For much of the last 150 years, Reconstruction’s critics trivialized Black witnesses’ testimony in the Klan report and used it instead to discredit the period’s democratic possibilities. Can the Jan. 6 committee protect its work against such willful and perverse misreadings? House Speaker Nancy Pelosi, a Democrat representing California, took one step when she rejected two of the five Republican appointees to the committee, leading House Minority Leader Kevin McCarthy, a Republican representing California, to withdraw the rest. As a result, the Jan. 6 inquiry does not have what the Ku Klux Committee had: a minority that sympathizes with the goals, if not the tactics, of violent insurrectionists. That has not, of course, stopped Trump’s supporters from criticizing the investigation as a partisan witch hunt or perpetuating the “big lie.” But it means they can’t use the committee’s investigative resources to do so, nor will they be able to write that version of events into the committee’s final report; the kind of official record favored by historians.

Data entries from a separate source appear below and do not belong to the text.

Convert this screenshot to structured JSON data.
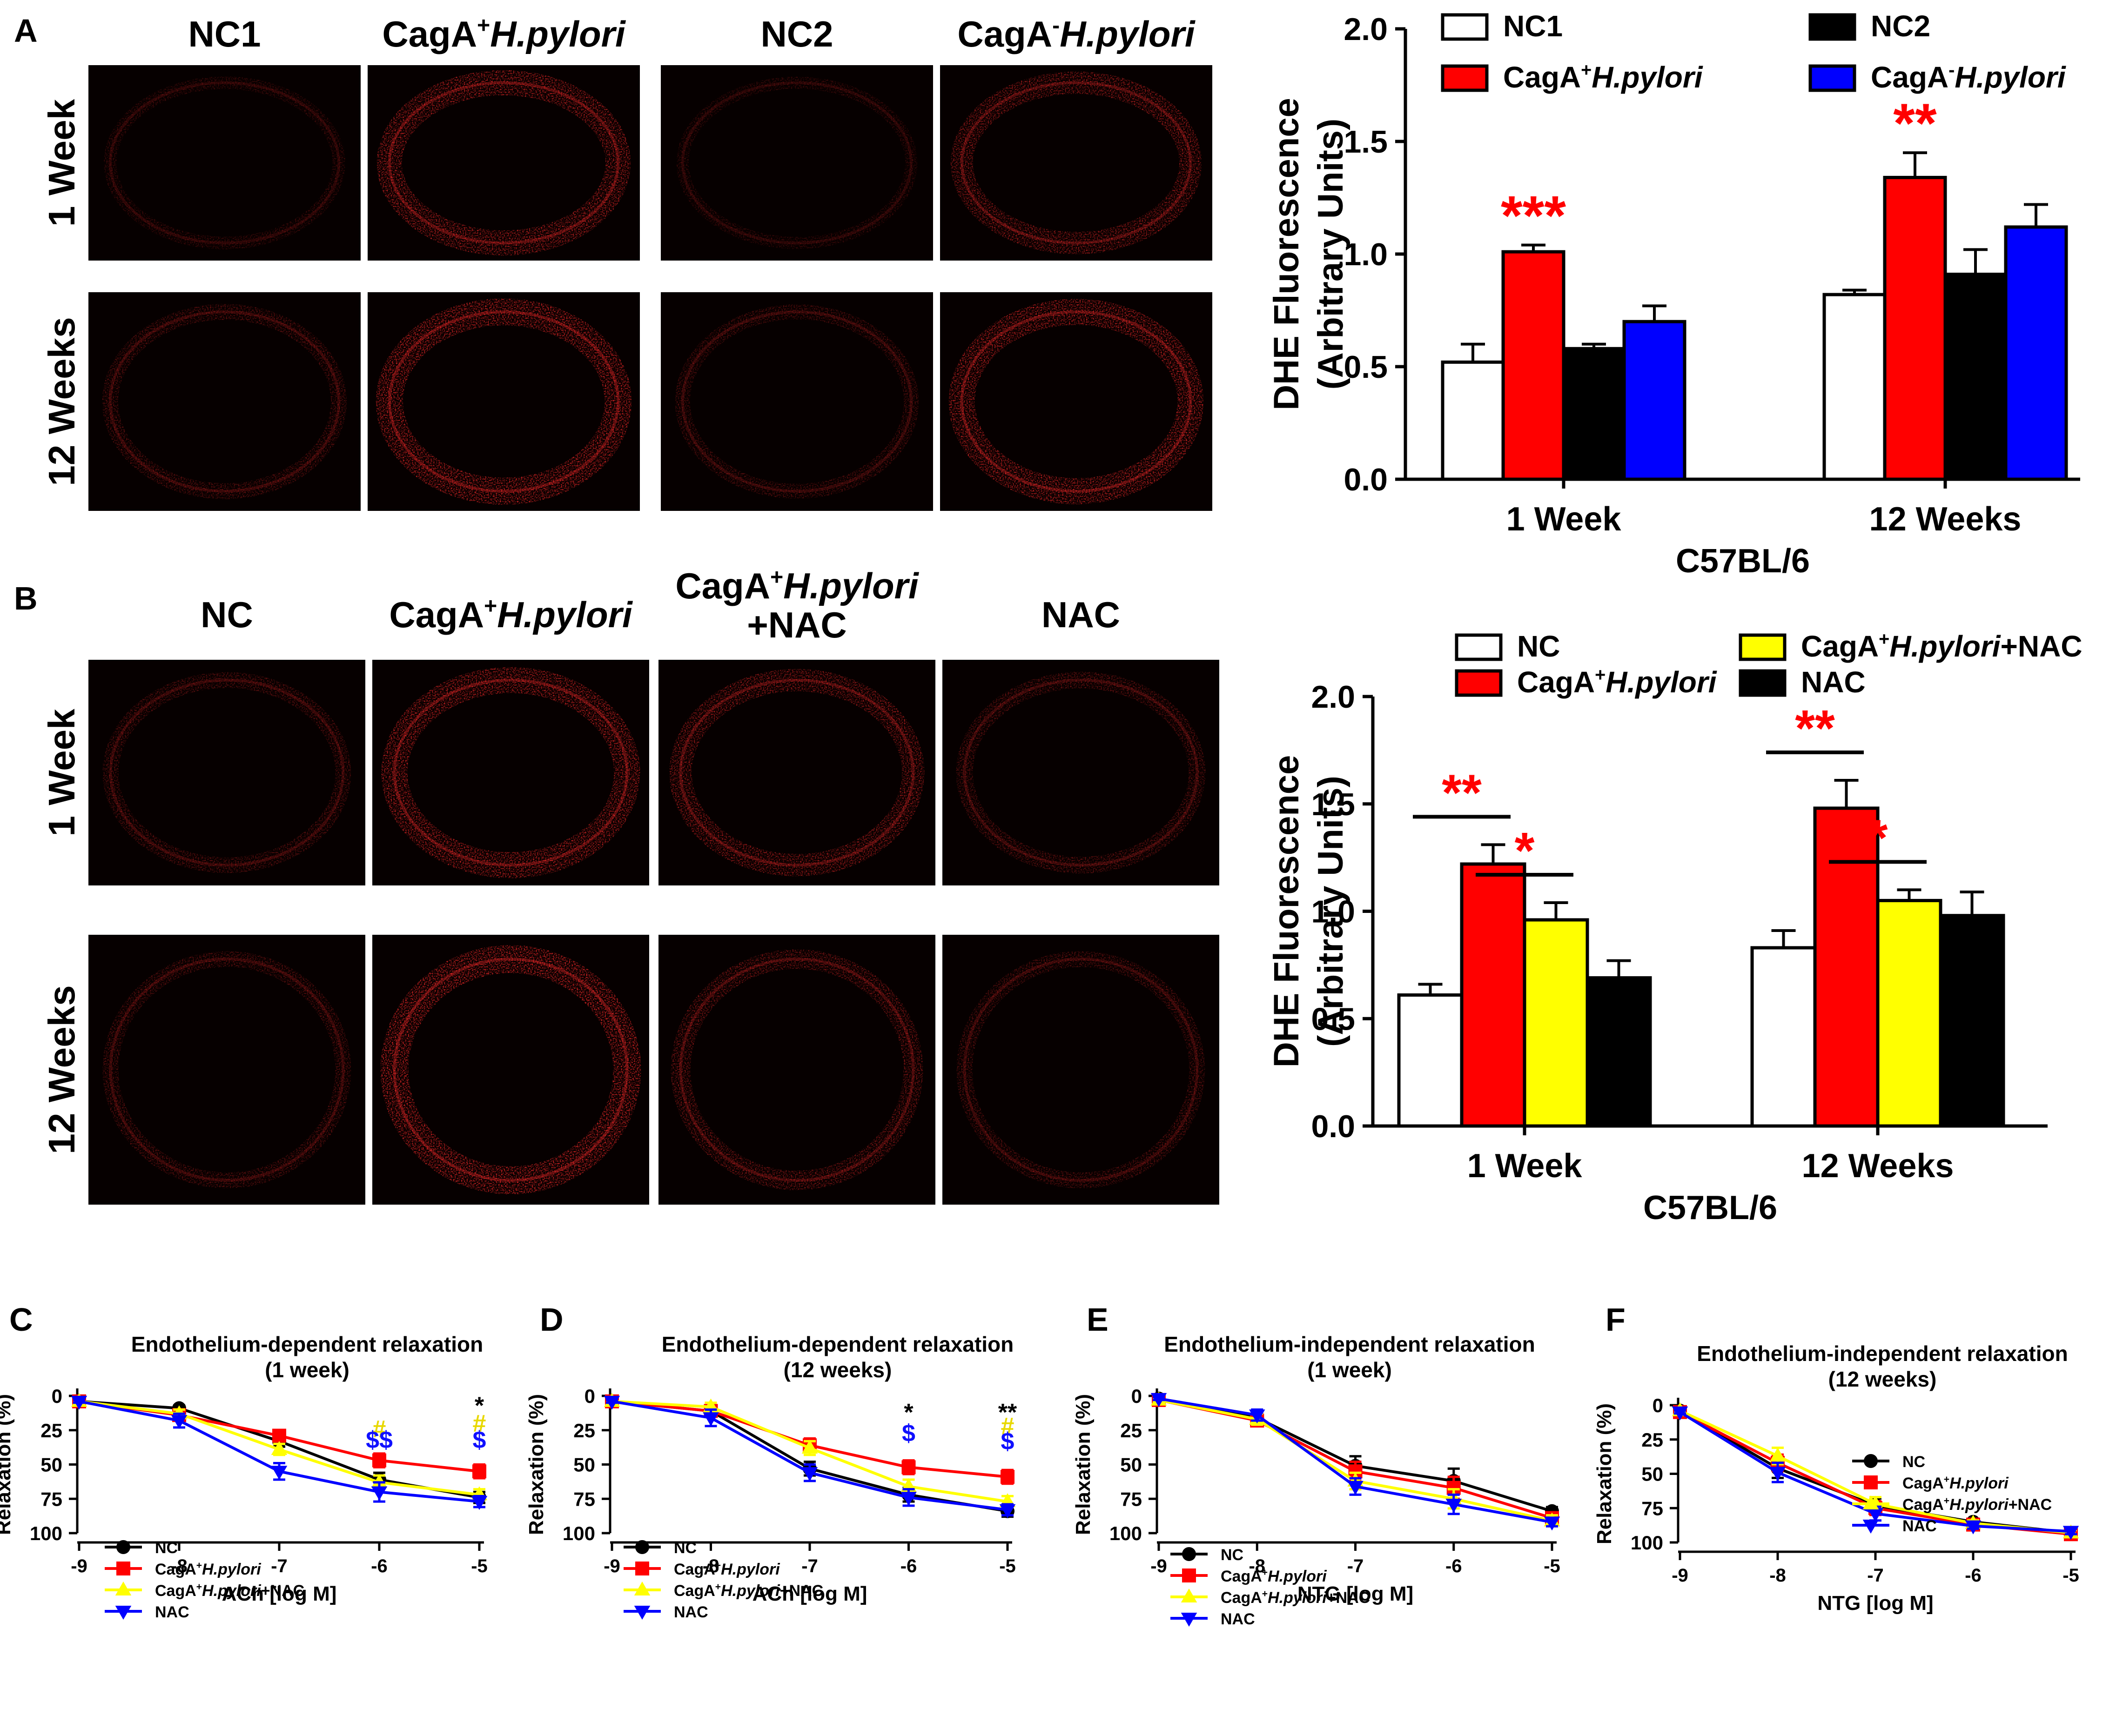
{
  "panels": {
    "A": {
      "label": "A",
      "row_labels": [
        "1 Week",
        "12 Weeks"
      ],
      "columns": [
        {
          "base": "NC1",
          "sup": "",
          "italic": ""
        },
        {
          "base": "CagA",
          "sup": "+",
          "italic": "H.pylori"
        },
        {
          "base": "NC2",
          "sup": "",
          "italic": ""
        },
        {
          "base": "CagA",
          "sup": "-",
          "italic": "H.pylori"
        }
      ],
      "intensity": [
        [
          0.18,
          0.85,
          0.15,
          0.7
        ],
        [
          0.35,
          0.95,
          0.3,
          0.9
        ]
      ]
    },
    "B": {
      "label": "B",
      "row_labels": [
        "1 Week",
        "12 Weeks"
      ],
      "columns": [
        {
          "base": "NC",
          "sup": "",
          "italic": ""
        },
        {
          "base": "CagA",
          "sup": "+",
          "italic": "H.pylori"
        },
        {
          "base": "CagA",
          "sup": "+",
          "italic": "H.pylori",
          "line2": "+NAC"
        },
        {
          "base": "NAC",
          "sup": "",
          "italic": ""
        }
      ],
      "intensity": [
        [
          0.35,
          0.9,
          0.7,
          0.4
        ],
        [
          0.35,
          1.0,
          0.55,
          0.35
        ]
      ]
    },
    "C": {
      "label": "C"
    },
    "D": {
      "label": "D"
    },
    "E": {
      "label": "E"
    },
    "F": {
      "label": "F"
    }
  },
  "colors": {
    "white_bar": "#ffffff",
    "red": "#ff0000",
    "black": "#000000",
    "blue": "#0000ff",
    "yellow": "#ffff00",
    "annot_red": "#ff0000",
    "annot_blue": "#1010ff",
    "annot_yellow": "#e8d800",
    "micro_ring": "#ff2a2a"
  },
  "chart_data": [
    {
      "id": "A-bar",
      "type": "bar",
      "categories": [
        "1 Week",
        "12 Weeks"
      ],
      "xlabel": "C57BL/6",
      "ylabel": [
        "DHE Fluorescence",
        "(Arbitrary Units)"
      ],
      "ylim": [
        0,
        2.0
      ],
      "yticks": [
        "0.0",
        "0.5",
        "1.0",
        "1.5",
        "2.0"
      ],
      "series": [
        {
          "name": "NC1",
          "base": "NC1",
          "sup": "",
          "italic": "",
          "color": "#ffffff",
          "values": [
            0.52,
            0.82
          ],
          "errors": [
            0.08,
            0.02
          ]
        },
        {
          "name": "CagA+H.pylori",
          "base": "CagA",
          "sup": "+",
          "italic": "H.pylori",
          "color": "#ff0000",
          "values": [
            1.01,
            1.34
          ],
          "errors": [
            0.03,
            0.11
          ]
        },
        {
          "name": "NC2",
          "base": "NC2",
          "sup": "",
          "italic": "",
          "color": "#000000",
          "values": [
            0.58,
            0.91
          ],
          "errors": [
            0.02,
            0.11
          ]
        },
        {
          "name": "CagA-H.pylori",
          "base": "CagA",
          "sup": "-",
          "italic": "H.pylori",
          "color": "#0000ff",
          "values": [
            0.7,
            1.12
          ],
          "errors": [
            0.07,
            0.1
          ]
        }
      ],
      "annotations": [
        {
          "text": "***",
          "group": 0,
          "series": 1,
          "color": "#ff0000"
        },
        {
          "text": "**",
          "group": 1,
          "series": 1,
          "color": "#ff0000"
        }
      ]
    },
    {
      "id": "B-bar",
      "type": "bar",
      "categories": [
        "1 Week",
        "12 Weeks"
      ],
      "xlabel": "C57BL/6",
      "ylabel": [
        "DHE Fluorescence",
        "(Arbitrary Units)"
      ],
      "ylim": [
        0,
        2.0
      ],
      "yticks": [
        "0.0",
        "0.5",
        "1.0",
        "1.5",
        "2.0"
      ],
      "series": [
        {
          "name": "NC",
          "base": "NC",
          "sup": "",
          "italic": "",
          "color": "#ffffff",
          "values": [
            0.61,
            0.83
          ],
          "errors": [
            0.05,
            0.08
          ]
        },
        {
          "name": "CagA+H.pylori",
          "base": "CagA",
          "sup": "+",
          "italic": "H.pylori",
          "color": "#ff0000",
          "values": [
            1.22,
            1.48
          ],
          "errors": [
            0.09,
            0.13
          ]
        },
        {
          "name": "CagA+H.pylori+NAC",
          "base": "CagA",
          "sup": "+",
          "italic": "H.pylori",
          "suffix": "+NAC",
          "color": "#ffff00",
          "values": [
            0.96,
            1.05
          ],
          "errors": [
            0.08,
            0.05
          ]
        },
        {
          "name": "NAC",
          "base": "NAC",
          "sup": "",
          "italic": "",
          "color": "#000000",
          "values": [
            0.69,
            0.98
          ],
          "errors": [
            0.08,
            0.11
          ]
        }
      ],
      "annotations": [
        {
          "text": "**",
          "group": 0,
          "series": 1,
          "color": "#ff0000",
          "bracket": [
            0,
            1
          ]
        },
        {
          "text": "*",
          "group": 0,
          "series": 2,
          "color": "#ff0000",
          "bracket": [
            1,
            2
          ]
        },
        {
          "text": "**",
          "group": 1,
          "series": 1,
          "color": "#ff0000",
          "bracket": [
            0,
            1
          ]
        },
        {
          "text": "*",
          "group": 1,
          "series": 2,
          "color": "#ff0000",
          "bracket": [
            1,
            2
          ]
        }
      ]
    },
    {
      "id": "C-line",
      "type": "line",
      "title": [
        "Endothelium-dependent relaxation",
        "(1 week)"
      ],
      "xlabel": "ACh [log M]",
      "ylabel": "Relaxation (%)",
      "x": [
        -9,
        -8,
        -7,
        -6,
        -5
      ],
      "xticks": [
        "-9",
        "-8",
        "-7",
        "-6",
        "-5"
      ],
      "ylim": [
        0,
        100
      ],
      "yticks": [
        "0",
        "25",
        "50",
        "75",
        "100"
      ],
      "series": [
        {
          "name": "NC",
          "base": "NC",
          "sup": "",
          "italic": "",
          "color": "#000000",
          "marker": "circle",
          "values": [
            4,
            9,
            33,
            61,
            74
          ],
          "errors": [
            1,
            2,
            4,
            5,
            4
          ]
        },
        {
          "name": "CagA+H.pylori",
          "base": "CagA",
          "sup": "+",
          "italic": "H.pylori",
          "color": "#ff0000",
          "marker": "square",
          "values": [
            4,
            14,
            29,
            47,
            55
          ],
          "errors": [
            1,
            3,
            3,
            5,
            5
          ]
        },
        {
          "name": "CagA+H.pylori+NAC",
          "base": "CagA",
          "sup": "+",
          "italic": "H.pylori",
          "suffix": "+NAC",
          "color": "#ffff00",
          "marker": "triangle-up",
          "values": [
            4,
            13,
            39,
            63,
            72
          ],
          "errors": [
            1,
            3,
            4,
            5,
            4
          ]
        },
        {
          "name": "NAC",
          "base": "NAC",
          "sup": "",
          "italic": "",
          "color": "#0000ff",
          "marker": "triangle-down",
          "values": [
            4,
            18,
            55,
            70,
            77
          ],
          "errors": [
            1,
            5,
            6,
            7,
            4
          ]
        }
      ],
      "annotations": [
        {
          "text": "#",
          "x": -6,
          "y": 30,
          "color": "#e8d800"
        },
        {
          "text": "$$",
          "x": -6,
          "y": 38,
          "color": "#1010ff"
        },
        {
          "text": "*",
          "x": -5,
          "y": 13,
          "color": "#000000"
        },
        {
          "text": "#",
          "x": -5,
          "y": 26,
          "color": "#e8d800"
        },
        {
          "text": "$",
          "x": -5,
          "y": 38,
          "color": "#1010ff"
        }
      ]
    },
    {
      "id": "D-line",
      "type": "line",
      "title": [
        "Endothelium-dependent relaxation",
        "(12 weeks)"
      ],
      "xlabel": "ACh [log M]",
      "ylabel": "Relaxation (%)",
      "x": [
        -9,
        -8,
        -7,
        -6,
        -5
      ],
      "xticks": [
        "-9",
        "-8",
        "-7",
        "-6",
        "-5"
      ],
      "ylim": [
        0,
        100
      ],
      "yticks": [
        "0",
        "25",
        "50",
        "75",
        "100"
      ],
      "series": [
        {
          "name": "NC",
          "base": "NC",
          "sup": "",
          "italic": "",
          "color": "#000000",
          "marker": "circle",
          "values": [
            4,
            11,
            53,
            72,
            84
          ],
          "errors": [
            1,
            3,
            5,
            5,
            4
          ]
        },
        {
          "name": "CagA+H.pylori",
          "base": "CagA",
          "sup": "+",
          "italic": "H.pylori",
          "color": "#ff0000",
          "marker": "square",
          "values": [
            4,
            11,
            36,
            52,
            59
          ],
          "errors": [
            1,
            3,
            5,
            5,
            5
          ]
        },
        {
          "name": "CagA+H.pylori+NAC",
          "base": "CagA",
          "sup": "+",
          "italic": "H.pylori",
          "suffix": "+NAC",
          "color": "#ffff00",
          "marker": "triangle-up",
          "values": [
            4,
            8,
            38,
            66,
            77
          ],
          "errors": [
            1,
            3,
            5,
            5,
            4
          ]
        },
        {
          "name": "NAC",
          "base": "NAC",
          "sup": "",
          "italic": "",
          "color": "#0000ff",
          "marker": "triangle-down",
          "values": [
            4,
            16,
            56,
            74,
            83
          ],
          "errors": [
            1,
            6,
            6,
            6,
            4
          ]
        }
      ],
      "annotations": [
        {
          "text": "*",
          "x": -6,
          "y": 18,
          "color": "#000000"
        },
        {
          "text": "$",
          "x": -6,
          "y": 33,
          "color": "#1010ff"
        },
        {
          "text": "**",
          "x": -5,
          "y": 18,
          "color": "#000000"
        },
        {
          "text": "#",
          "x": -5,
          "y": 28,
          "color": "#e8d800"
        },
        {
          "text": "$",
          "x": -5,
          "y": 39,
          "color": "#1010ff"
        }
      ]
    },
    {
      "id": "E-line",
      "type": "line",
      "title": [
        "Endothelium-independent relaxation",
        "(1 week)"
      ],
      "xlabel": "NTG [log M]",
      "ylabel": "Relaxation (%)",
      "x": [
        -9,
        -8,
        -7,
        -6,
        -5
      ],
      "xticks": [
        "-9",
        "-8",
        "-7",
        "-6",
        "-5"
      ],
      "ylim": [
        0,
        100
      ],
      "yticks": [
        "0",
        "25",
        "50",
        "75",
        "100"
      ],
      "series": [
        {
          "name": "NC",
          "base": "NC",
          "sup": "",
          "italic": "",
          "color": "#000000",
          "marker": "circle",
          "values": [
            2,
            16,
            51,
            62,
            84
          ],
          "errors": [
            1,
            3,
            7,
            9,
            3
          ]
        },
        {
          "name": "CagA+H.pylori",
          "base": "CagA",
          "sup": "+",
          "italic": "H.pylori",
          "color": "#ff0000",
          "marker": "square",
          "values": [
            3,
            18,
            55,
            67,
            89
          ],
          "errors": [
            1,
            4,
            7,
            8,
            4
          ]
        },
        {
          "name": "CagA+H.pylori+NAC",
          "base": "CagA",
          "sup": "+",
          "italic": "H.pylori",
          "suffix": "+NAC",
          "color": "#ffff00",
          "marker": "triangle-up",
          "values": [
            3,
            17,
            62,
            75,
            91
          ],
          "errors": [
            1,
            4,
            6,
            7,
            4
          ]
        },
        {
          "name": "NAC",
          "base": "NAC",
          "sup": "",
          "italic": "",
          "color": "#0000ff",
          "marker": "triangle-down",
          "values": [
            2,
            14,
            66,
            79,
            92
          ],
          "errors": [
            1,
            4,
            6,
            7,
            3
          ]
        }
      ],
      "annotations": []
    },
    {
      "id": "F-line",
      "type": "line",
      "title": [
        "Endothelium-independent relaxation",
        "(12 weeks)"
      ],
      "xlabel": "NTG [log M]",
      "ylabel": "Relaxation (%)",
      "x": [
        -9,
        -8,
        -7,
        -6,
        -5
      ],
      "xticks": [
        "-9",
        "-8",
        "-7",
        "-6",
        "-5"
      ],
      "ylim": [
        0,
        100
      ],
      "yticks": [
        "0",
        "25",
        "50",
        "75",
        "100"
      ],
      "series": [
        {
          "name": "NC",
          "base": "NC",
          "sup": "",
          "italic": "",
          "color": "#000000",
          "marker": "circle",
          "values": [
            4,
            46,
            73,
            85,
            93
          ],
          "errors": [
            1,
            7,
            5,
            2,
            2
          ]
        },
        {
          "name": "CagA+H.pylori",
          "base": "CagA",
          "sup": "+",
          "italic": "H.pylori",
          "color": "#ff0000",
          "marker": "square",
          "values": [
            5,
            42,
            75,
            87,
            94
          ],
          "errors": [
            1,
            6,
            5,
            2,
            2
          ]
        },
        {
          "name": "CagA+H.pylori+NAC",
          "base": "CagA",
          "sup": "+",
          "italic": "H.pylori",
          "suffix": "+NAC",
          "color": "#ffff00",
          "marker": "triangle-up",
          "values": [
            4,
            37,
            72,
            86,
            93
          ],
          "errors": [
            1,
            6,
            5,
            2,
            2
          ]
        },
        {
          "name": "NAC",
          "base": "NAC",
          "sup": "",
          "italic": "",
          "color": "#0000ff",
          "marker": "triangle-down",
          "values": [
            5,
            49,
            79,
            88,
            92
          ],
          "errors": [
            1,
            7,
            5,
            2,
            2
          ]
        }
      ],
      "annotations": []
    }
  ]
}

In a larger sense, however, there are no guarantees of how future generations will read this or any other historical evidence. The misuses of the Klan report arose not from any fault of the investigators or the witnesses, but from the nation’s abandonment of the promise of Reconstruction. The reactionary and racist tendencies of the late 19th century gave birth to the Jim Crow era, which white Americans justified in the stories they told about the post-Civil War years.
If we might find some comfort in the reassessment of Reconstruction over recent decades, the hard truth is that it took a long time. The ultimate — if unsettling — lesson of the Klan report is that it gives the lie to platitudes that “history will judge” and “the evidence speaks for itself.” It’s a lesson to bear in mind about the work of the Jan. 6 committee, too.
Stephen A. West is associate professor of history at the Catholic University of America in Washington, D.C., where he is writing a book about the history of the 15th Amendment in American memory and political culture.